From Aristotle to J. G. Herder, Western thinkers argued that bipedalism served as an important marker of human superiority, distinguishing human from non-human animals. It was not until the late-nineteenth century, in the wake of the Darwinian revolution and of a new, surveillance-based public health system, that scientists would begin to claim that poor posture was a grave health concern that had reached epidemic proportions, threatening the entire human race. 
 
The first chapter of my forthcoming book, Slouch, traces the complex genealogical beginnings of the posture sciences and seeks to explain why erect human posture became something that comparative anatomists, physicians, and physical anthropologists studied with great concern and zeal. The chapter opens in 1891 with the discovery of Pithecanthropus erectus (later redesignated Homo erectus), or “Java Man,” seen by many as the “missing link” between human beings and apes. Research into the origins of bipedalism flourished in the Anglo-American world, taken up by men such as surgeon-anthropologist Sir Arthur Keith and Earnest Hooton.

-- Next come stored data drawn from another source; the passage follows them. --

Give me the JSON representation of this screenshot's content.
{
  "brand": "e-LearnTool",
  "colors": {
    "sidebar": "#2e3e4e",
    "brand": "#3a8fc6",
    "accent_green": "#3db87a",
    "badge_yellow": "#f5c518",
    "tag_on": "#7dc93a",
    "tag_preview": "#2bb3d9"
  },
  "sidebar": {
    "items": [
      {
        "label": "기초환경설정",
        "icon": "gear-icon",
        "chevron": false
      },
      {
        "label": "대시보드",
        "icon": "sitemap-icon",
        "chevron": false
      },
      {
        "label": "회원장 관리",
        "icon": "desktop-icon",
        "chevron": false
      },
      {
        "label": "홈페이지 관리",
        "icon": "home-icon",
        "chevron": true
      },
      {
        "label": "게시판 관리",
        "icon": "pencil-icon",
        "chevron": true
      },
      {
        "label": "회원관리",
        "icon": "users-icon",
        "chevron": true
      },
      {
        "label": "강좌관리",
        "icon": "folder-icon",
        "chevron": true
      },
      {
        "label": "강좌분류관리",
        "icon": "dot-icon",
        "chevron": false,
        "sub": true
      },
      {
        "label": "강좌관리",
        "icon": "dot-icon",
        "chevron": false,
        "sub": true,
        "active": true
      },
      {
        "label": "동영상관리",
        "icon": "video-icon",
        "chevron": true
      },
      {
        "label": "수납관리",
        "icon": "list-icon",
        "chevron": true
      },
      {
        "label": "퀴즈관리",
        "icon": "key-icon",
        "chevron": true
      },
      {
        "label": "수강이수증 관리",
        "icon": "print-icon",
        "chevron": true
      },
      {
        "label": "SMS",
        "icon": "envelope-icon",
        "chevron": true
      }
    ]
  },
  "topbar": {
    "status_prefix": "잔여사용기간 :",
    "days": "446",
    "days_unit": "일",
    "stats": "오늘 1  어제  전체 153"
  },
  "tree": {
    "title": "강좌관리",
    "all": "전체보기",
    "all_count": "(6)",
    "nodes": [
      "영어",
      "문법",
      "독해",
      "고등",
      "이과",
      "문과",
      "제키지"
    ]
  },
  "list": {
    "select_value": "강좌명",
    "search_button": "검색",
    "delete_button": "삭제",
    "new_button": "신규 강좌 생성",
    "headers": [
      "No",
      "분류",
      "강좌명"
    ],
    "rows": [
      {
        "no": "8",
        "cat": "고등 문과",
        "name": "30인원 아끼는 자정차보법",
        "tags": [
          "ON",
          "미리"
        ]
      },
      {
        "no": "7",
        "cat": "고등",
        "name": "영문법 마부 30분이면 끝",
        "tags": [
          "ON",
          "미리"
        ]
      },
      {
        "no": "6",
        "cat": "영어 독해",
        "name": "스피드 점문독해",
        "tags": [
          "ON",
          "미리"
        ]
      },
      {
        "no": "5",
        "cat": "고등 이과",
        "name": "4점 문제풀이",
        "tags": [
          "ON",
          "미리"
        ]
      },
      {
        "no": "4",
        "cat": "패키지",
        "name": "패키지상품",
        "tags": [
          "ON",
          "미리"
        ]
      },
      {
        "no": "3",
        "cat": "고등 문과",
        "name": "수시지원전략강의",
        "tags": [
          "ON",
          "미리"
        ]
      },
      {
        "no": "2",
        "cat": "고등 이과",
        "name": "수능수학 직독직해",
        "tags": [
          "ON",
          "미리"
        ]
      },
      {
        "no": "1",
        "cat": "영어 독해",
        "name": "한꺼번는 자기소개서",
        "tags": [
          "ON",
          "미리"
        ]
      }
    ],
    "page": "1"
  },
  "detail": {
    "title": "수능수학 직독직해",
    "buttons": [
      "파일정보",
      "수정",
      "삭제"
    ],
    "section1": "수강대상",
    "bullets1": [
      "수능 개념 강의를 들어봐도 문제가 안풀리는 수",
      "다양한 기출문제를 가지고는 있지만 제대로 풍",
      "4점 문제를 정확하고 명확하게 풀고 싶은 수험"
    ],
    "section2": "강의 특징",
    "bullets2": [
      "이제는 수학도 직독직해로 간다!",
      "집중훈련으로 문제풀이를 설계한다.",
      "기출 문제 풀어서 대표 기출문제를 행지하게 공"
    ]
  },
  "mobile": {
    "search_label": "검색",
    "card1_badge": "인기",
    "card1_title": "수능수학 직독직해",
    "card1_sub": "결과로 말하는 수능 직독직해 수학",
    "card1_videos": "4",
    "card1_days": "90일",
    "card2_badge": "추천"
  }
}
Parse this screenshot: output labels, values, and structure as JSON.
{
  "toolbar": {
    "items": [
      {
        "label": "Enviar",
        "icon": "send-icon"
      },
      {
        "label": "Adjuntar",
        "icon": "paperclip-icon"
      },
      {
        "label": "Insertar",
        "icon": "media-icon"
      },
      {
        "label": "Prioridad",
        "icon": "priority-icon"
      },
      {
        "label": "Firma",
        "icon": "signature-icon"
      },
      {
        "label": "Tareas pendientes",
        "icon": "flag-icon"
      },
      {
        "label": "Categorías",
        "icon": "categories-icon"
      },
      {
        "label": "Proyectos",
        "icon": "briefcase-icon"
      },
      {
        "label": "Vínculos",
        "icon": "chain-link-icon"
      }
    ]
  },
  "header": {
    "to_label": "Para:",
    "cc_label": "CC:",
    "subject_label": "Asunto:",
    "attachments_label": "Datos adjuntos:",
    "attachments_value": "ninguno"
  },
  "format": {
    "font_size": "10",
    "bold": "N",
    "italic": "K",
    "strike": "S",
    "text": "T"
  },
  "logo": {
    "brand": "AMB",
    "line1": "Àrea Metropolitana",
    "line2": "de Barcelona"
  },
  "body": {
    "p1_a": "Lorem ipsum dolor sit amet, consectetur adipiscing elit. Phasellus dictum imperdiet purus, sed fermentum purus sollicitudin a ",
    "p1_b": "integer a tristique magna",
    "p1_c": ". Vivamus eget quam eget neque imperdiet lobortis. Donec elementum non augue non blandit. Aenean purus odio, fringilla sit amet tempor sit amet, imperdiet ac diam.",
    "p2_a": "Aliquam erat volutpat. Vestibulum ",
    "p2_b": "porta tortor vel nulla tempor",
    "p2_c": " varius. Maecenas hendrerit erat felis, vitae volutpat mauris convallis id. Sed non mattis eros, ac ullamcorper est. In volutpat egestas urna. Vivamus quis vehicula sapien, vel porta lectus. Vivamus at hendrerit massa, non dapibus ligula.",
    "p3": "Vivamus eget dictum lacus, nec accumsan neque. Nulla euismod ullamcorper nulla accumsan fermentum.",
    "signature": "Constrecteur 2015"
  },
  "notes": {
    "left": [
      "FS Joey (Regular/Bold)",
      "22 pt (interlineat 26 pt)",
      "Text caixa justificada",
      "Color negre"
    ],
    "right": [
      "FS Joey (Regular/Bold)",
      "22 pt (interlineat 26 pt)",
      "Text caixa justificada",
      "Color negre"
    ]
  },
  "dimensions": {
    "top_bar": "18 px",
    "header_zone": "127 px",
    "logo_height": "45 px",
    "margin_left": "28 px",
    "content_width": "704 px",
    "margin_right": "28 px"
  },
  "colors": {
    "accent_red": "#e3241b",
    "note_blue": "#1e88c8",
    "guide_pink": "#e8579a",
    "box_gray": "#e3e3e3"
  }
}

They and many of their colleagues argued that human beings were maladapted to the modern world for bipedalism appeared to cause significant respiratory illness, abdominal disorders, and foot weakness, conditions unobserved among non-human animals. 
 
This cross-disciplinary interest in human evolution and physiology, along with social and cultural concerns about immigration, racial fitness, Empire, eugenics, and industrial efficiency, made the posture sciences possible. Moreover, the evolutionary sciences provided a convincing “outbreak” narrative for the poor posture epidemic, persuading many white middle-class professionals to engage in an anti-slouching crusade. Though the cause of the slouching epidemic resided in the deep past, it nevertheless persisted as a condition from which theoretically every human being could suffer.